La redistribution réduit les inégalités de manière spectaculaire. Avant transferts, les 10 % les plus modestes perçoivent 5 800 € par an ; après transferts, ils reçoivent 26 600 €. Après redistribution, le niveau de vie élargi moyen des 10 % les plus aisés est 3,5 fois plus élevé que celui des 10 % les plus modestes, contre 26 fois avant transferts.

Mais ce système massif de redistribution repose sur une base productive insuffisante. La France redistribue beaucoup, mais ne crée pas assez de richesse pour financer durablement ce modèle.

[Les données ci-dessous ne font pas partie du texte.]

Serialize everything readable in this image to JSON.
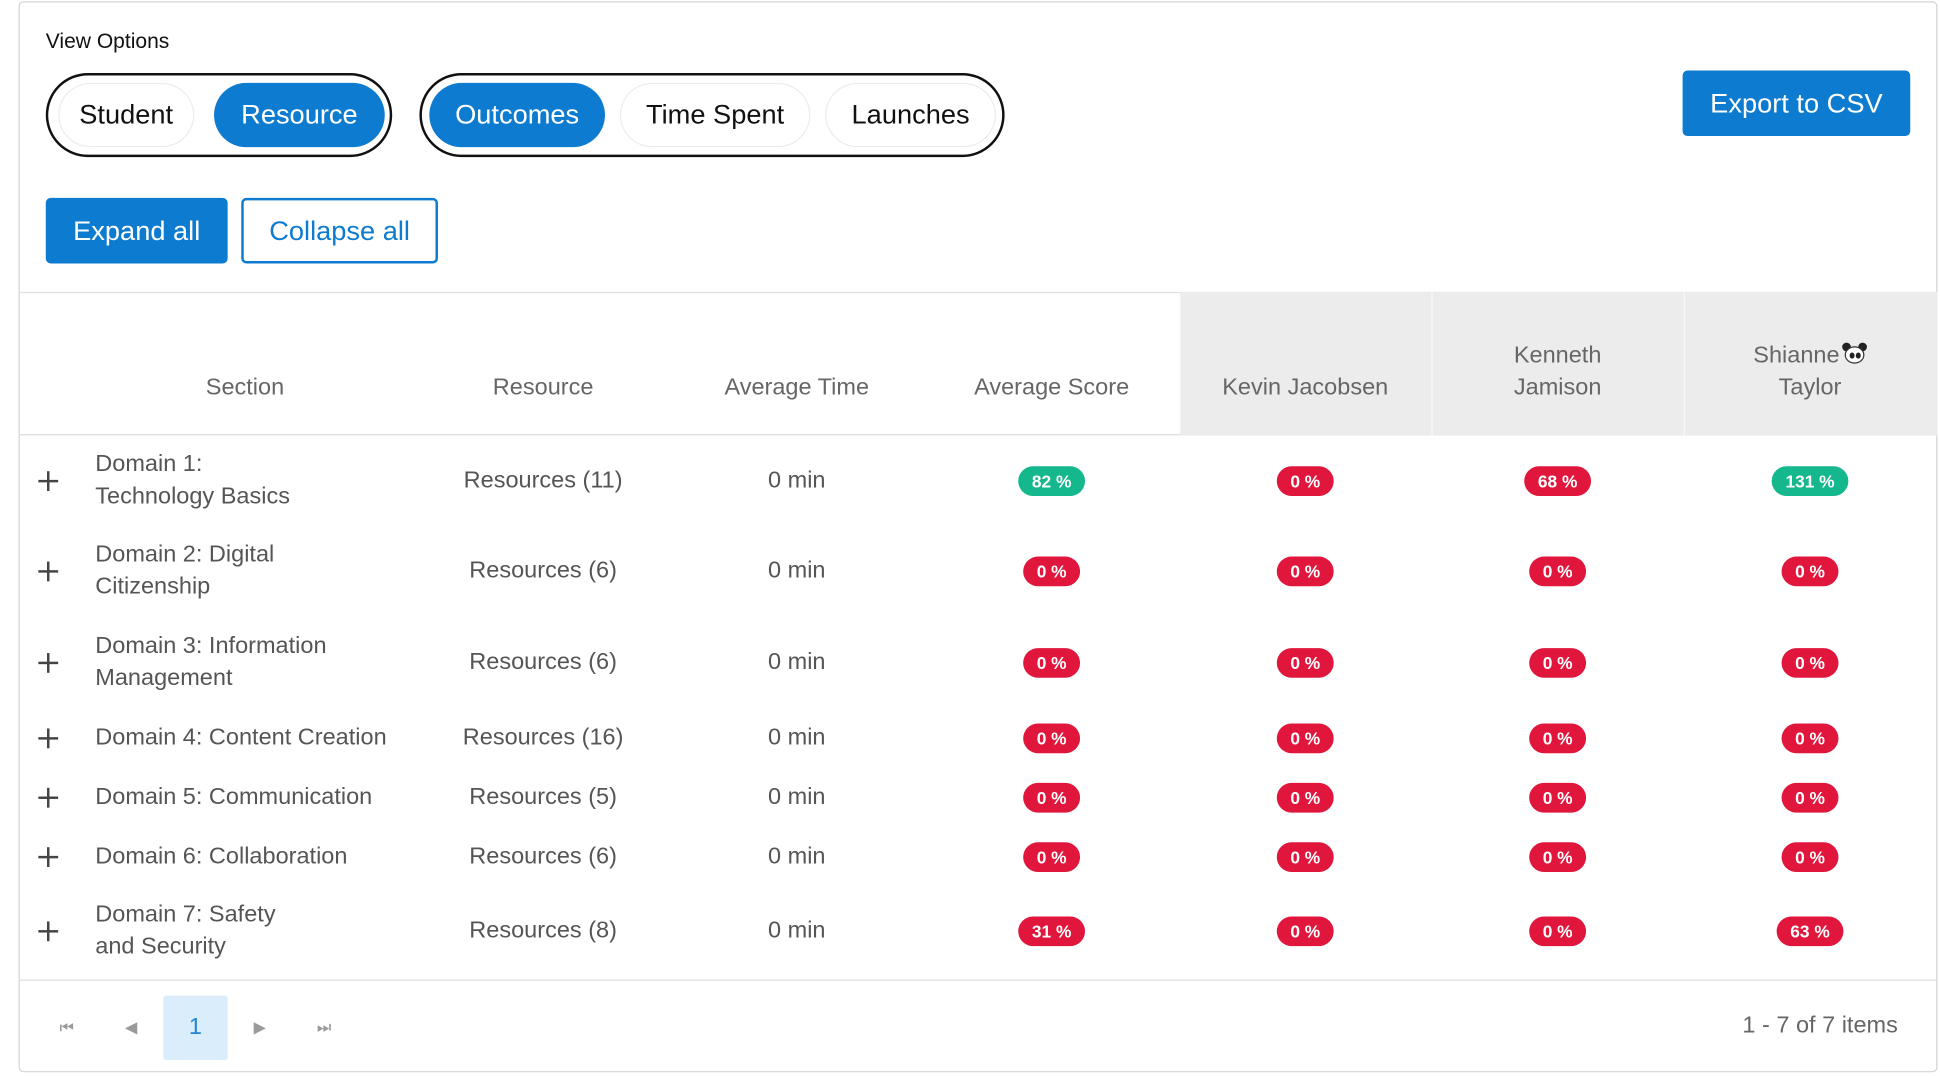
{
  "view_options": {
    "label": "View Options",
    "group1": [
      {
        "label": "Student",
        "active": false
      },
      {
        "label": "Resource",
        "active": true
      }
    ],
    "group2": [
      {
        "label": "Outcomes",
        "active": true
      },
      {
        "label": "Time Spent",
        "active": false
      },
      {
        "label": "Launches",
        "active": false
      }
    ]
  },
  "actions": {
    "export_label": "Export to CSV",
    "expand_label": "Expand all",
    "collapse_label": "Collapse all"
  },
  "table": {
    "columns": {
      "section": "Section",
      "resource": "Resource",
      "average_time": "Average Time",
      "average_score": "Average Score"
    },
    "students": [
      {
        "line1": "Kevin Jacobsen",
        "line2": ""
      },
      {
        "line1": "Kenneth",
        "line2": "Jamison"
      },
      {
        "line1": "Shianne",
        "line2": "Taylor",
        "icon": "panda-icon"
      }
    ],
    "rows": [
      {
        "section_l1": "Domain 1:",
        "section_l2": "Technology Basics",
        "resource": "Resources (11)",
        "time": "0 min",
        "avg": {
          "text": "82 %",
          "status": "green"
        },
        "scores": [
          {
            "text": "0 %",
            "status": "red"
          },
          {
            "text": "68 %",
            "status": "red"
          },
          {
            "text": "131 %",
            "status": "green"
          }
        ]
      },
      {
        "section_l1": "Domain 2: Digital",
        "section_l2": "Citizenship",
        "resource": "Resources (6)",
        "time": "0 min",
        "avg": {
          "text": "0 %",
          "status": "red"
        },
        "scores": [
          {
            "text": "0 %",
            "status": "red"
          },
          {
            "text": "0 %",
            "status": "red"
          },
          {
            "text": "0 %",
            "status": "red"
          }
        ]
      },
      {
        "section_l1": "Domain 3: Information",
        "section_l2": "Management",
        "resource": "Resources (6)",
        "time": "0 min",
        "avg": {
          "text": "0 %",
          "status": "red"
        },
        "scores": [
          {
            "text": "0 %",
            "status": "red"
          },
          {
            "text": "0 %",
            "status": "red"
          },
          {
            "text": "0 %",
            "status": "red"
          }
        ]
      },
      {
        "section_l1": "Domain 4: Content Creation",
        "section_l2": "",
        "resource": "Resources (16)",
        "time": "0 min",
        "avg": {
          "text": "0 %",
          "status": "red"
        },
        "scores": [
          {
            "text": "0 %",
            "status": "red"
          },
          {
            "text": "0 %",
            "status": "red"
          },
          {
            "text": "0 %",
            "status": "red"
          }
        ]
      },
      {
        "section_l1": "Domain 5: Communication",
        "section_l2": "",
        "resource": "Resources (5)",
        "time": "0 min",
        "avg": {
          "text": "0 %",
          "status": "red"
        },
        "scores": [
          {
            "text": "0 %",
            "status": "red"
          },
          {
            "text": "0 %",
            "status": "red"
          },
          {
            "text": "0 %",
            "status": "red"
          }
        ]
      },
      {
        "section_l1": "Domain 6: Collaboration",
        "section_l2": "",
        "resource": "Resources (6)",
        "time": "0 min",
        "avg": {
          "text": "0 %",
          "status": "red"
        },
        "scores": [
          {
            "text": "0 %",
            "status": "red"
          },
          {
            "text": "0 %",
            "status": "red"
          },
          {
            "text": "0 %",
            "status": "red"
          }
        ]
      },
      {
        "section_l1": "Domain 7: Safety",
        "section_l2": "and Security",
        "resource": "Resources (8)",
        "time": "0 min",
        "avg": {
          "text": "31 %",
          "status": "red"
        },
        "scores": [
          {
            "text": "0 %",
            "status": "red"
          },
          {
            "text": "0 %",
            "status": "red"
          },
          {
            "text": "63 %",
            "status": "red"
          }
        ]
      }
    ]
  },
  "pager": {
    "current_page": "1",
    "info": "1 - 7 of 7 items",
    "icons": [
      "first-page-icon",
      "prev-page-icon",
      "next-page-icon",
      "last-page-icon"
    ]
  },
  "colors": {
    "primary": "#0d7bcf",
    "success": "#15b78c",
    "danger": "#e0163c",
    "header_shade": "#ececec"
  }
}
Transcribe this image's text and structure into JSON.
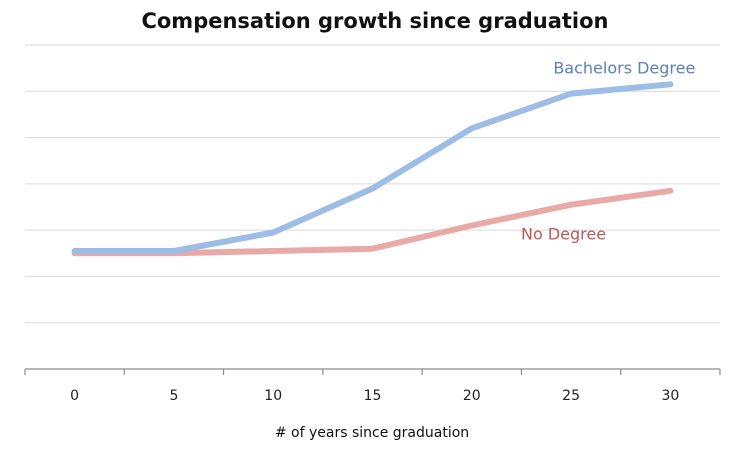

Le jeu n’a pas besoin d’être à somme nulle : mieux vaut agrandir le gâteau que de se concentrer uniquement sur son découpage.

Sans création de richesse supplémentaire, la pression fiscale nécessaire au financement des transferts freine l’emploi, l’investissement et la compétitivité — tout en pesant directement sur le pouvoir d’achat des salariés, ce qui limite la consommation et donc la dynamique économique, alimentant un cercle vicieux de faible croissance et de besoins sociaux croissants.

Pour rééquilibrer le modèle, il faut ralentir la progression de la dépense sociale, accroître le taux d’emploi (notamment chez les jeunes et les seniors), alléger la fiscalité sur le travail et réformer le financement de la protection sociale pour libérer le potentiel productif.

Revenu avant et après redistribution par déciles de niveau de vie en 2023

en milliers d’euros

Source : Insee, 2024

La France consacre 32 % de son PIB aux dépenses sociales ; un quasi-record en Europe. Pour autant, le taux de pauvreté ne diminue pas.